Wave Delocalization from Clustering in Two-Dimensional Non-Hermitian Disordered Lattices

Abstract

Localization appears in a variety of phenomena in disordered systems, including a complete halt of electron transport, light localization in photonic structures, and sound localization in elastic networks. This universality stems from a fundamental wave-mechanical phenomenon: the interference between multiple scattering paths. Therefore, the common trend of localization, which is further enhanced by increasing the degree of disorder, is maintained in most wave systems. Here, the presence of delocalization behaviors induced by non-Hermitian disorder is demonstrated in two-dimensional systems, as opposed to the typical disorder-induced localization.

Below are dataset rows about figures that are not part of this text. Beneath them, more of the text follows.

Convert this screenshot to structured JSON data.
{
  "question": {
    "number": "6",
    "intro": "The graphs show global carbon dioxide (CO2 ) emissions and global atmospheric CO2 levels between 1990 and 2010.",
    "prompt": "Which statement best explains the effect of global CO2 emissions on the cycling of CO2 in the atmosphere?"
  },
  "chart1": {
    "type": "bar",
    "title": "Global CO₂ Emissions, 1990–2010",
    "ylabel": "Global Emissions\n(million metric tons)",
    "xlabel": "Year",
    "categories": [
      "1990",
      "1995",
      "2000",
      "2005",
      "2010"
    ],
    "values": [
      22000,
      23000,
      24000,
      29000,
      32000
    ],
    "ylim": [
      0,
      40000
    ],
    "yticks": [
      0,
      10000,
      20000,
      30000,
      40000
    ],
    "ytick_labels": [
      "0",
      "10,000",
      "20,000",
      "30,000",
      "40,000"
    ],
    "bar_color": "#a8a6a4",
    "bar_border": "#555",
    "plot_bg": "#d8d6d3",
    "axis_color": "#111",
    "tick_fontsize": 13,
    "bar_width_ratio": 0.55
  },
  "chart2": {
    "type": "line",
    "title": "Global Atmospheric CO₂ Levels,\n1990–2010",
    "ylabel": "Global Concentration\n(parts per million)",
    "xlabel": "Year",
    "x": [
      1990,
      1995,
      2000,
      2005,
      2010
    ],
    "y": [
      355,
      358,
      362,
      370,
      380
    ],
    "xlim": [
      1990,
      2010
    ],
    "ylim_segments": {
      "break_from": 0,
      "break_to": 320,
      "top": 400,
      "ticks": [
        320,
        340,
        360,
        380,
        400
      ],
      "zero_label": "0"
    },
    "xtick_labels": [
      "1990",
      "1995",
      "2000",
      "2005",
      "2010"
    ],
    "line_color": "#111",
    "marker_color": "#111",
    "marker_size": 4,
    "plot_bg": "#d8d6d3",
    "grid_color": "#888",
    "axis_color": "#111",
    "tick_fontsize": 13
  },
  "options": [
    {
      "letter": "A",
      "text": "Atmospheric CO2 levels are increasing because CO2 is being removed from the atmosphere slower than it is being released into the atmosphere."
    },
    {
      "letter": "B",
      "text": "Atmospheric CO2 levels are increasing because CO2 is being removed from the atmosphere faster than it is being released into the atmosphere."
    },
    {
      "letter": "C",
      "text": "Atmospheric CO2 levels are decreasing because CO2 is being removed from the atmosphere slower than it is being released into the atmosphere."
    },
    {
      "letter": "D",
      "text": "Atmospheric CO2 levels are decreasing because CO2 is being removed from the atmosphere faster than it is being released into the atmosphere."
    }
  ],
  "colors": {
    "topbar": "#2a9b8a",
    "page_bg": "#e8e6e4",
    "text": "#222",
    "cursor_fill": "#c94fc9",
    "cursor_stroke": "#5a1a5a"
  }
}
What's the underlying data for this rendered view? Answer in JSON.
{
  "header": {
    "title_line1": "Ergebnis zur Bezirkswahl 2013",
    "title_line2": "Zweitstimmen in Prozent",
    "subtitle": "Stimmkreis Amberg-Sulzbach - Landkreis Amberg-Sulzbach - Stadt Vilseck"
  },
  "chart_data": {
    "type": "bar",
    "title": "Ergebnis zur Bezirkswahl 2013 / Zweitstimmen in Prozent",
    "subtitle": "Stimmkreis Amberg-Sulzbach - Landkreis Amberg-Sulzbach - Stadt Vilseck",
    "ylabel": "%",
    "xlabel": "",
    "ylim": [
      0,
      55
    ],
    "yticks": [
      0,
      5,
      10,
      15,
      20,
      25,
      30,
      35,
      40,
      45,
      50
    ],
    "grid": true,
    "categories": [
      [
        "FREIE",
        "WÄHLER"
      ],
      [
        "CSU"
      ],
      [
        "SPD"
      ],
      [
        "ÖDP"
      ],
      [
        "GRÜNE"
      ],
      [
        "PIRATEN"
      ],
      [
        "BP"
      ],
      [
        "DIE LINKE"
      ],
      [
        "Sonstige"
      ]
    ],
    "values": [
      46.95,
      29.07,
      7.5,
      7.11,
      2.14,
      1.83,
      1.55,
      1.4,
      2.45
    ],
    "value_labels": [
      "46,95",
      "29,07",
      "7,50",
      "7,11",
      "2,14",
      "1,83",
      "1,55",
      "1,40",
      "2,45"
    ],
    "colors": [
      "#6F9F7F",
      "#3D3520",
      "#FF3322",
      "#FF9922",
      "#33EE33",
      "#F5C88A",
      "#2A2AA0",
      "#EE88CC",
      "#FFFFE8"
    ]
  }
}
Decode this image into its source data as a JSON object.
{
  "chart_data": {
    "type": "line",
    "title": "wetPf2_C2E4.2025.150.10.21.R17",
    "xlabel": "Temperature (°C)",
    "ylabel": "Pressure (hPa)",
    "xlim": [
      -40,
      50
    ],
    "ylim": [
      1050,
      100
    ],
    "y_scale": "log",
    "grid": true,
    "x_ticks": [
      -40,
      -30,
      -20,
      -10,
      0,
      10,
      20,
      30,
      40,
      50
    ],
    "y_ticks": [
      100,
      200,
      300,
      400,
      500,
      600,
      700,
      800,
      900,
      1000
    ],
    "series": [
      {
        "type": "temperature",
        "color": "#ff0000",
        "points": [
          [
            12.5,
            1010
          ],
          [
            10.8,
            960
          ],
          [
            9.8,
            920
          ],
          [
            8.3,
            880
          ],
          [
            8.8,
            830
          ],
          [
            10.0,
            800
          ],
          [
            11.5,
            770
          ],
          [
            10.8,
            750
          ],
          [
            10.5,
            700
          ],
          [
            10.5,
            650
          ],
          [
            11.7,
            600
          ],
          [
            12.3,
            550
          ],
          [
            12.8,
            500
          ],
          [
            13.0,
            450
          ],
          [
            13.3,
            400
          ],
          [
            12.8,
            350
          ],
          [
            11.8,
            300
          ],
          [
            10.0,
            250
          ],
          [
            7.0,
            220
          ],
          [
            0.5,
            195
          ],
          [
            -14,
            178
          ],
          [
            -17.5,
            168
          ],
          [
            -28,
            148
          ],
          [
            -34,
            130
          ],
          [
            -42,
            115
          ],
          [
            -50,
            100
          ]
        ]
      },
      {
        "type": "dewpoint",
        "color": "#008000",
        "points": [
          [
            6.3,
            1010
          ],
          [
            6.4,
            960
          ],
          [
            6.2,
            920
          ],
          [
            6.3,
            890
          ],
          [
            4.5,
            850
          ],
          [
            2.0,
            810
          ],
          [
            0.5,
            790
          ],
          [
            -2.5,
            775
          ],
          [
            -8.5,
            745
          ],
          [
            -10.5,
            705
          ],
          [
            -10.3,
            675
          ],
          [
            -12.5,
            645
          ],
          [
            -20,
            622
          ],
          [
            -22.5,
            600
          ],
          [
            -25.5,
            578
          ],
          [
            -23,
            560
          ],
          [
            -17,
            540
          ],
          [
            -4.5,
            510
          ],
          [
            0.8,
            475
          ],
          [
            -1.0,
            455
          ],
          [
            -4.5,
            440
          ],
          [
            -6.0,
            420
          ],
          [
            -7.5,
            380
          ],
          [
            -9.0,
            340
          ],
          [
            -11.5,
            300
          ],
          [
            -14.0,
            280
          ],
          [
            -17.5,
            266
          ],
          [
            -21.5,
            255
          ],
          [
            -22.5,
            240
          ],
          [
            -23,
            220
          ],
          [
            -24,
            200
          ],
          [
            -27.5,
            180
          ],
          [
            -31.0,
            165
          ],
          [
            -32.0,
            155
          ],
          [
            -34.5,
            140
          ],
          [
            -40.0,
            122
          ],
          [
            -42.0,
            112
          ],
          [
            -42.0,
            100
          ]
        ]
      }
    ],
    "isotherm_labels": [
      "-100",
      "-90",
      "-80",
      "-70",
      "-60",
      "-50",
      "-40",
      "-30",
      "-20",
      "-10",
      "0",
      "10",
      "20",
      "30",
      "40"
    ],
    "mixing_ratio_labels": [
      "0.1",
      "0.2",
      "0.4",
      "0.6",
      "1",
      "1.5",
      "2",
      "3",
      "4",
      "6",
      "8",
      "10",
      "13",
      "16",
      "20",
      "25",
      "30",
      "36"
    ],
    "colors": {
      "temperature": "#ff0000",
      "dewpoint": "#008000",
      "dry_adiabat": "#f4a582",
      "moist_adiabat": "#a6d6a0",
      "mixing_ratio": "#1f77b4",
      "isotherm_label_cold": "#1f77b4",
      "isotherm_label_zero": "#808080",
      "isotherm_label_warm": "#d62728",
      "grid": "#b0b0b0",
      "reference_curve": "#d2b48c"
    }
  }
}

A random checkerboard structure that consists of photonic amplifying and dissipating elements is examined as an order-to-disorder generalization of a parity-time-symmetric system. In this non-Hermitian disordered system, we show that the relationship between localization and disorder dramatically changes upon the control of contrast between material phases, even exhibiting a disorder-induced delocalization in the low-contrast regime. This counterintuitive phenomenon originates from the disorder-induced clustering of non-Hermitian material phases, which leads to the unbroken condition of parity-time symmetry. This finding will provide new insight into the multifaceted role of disorder extended by non-Hermitian physics.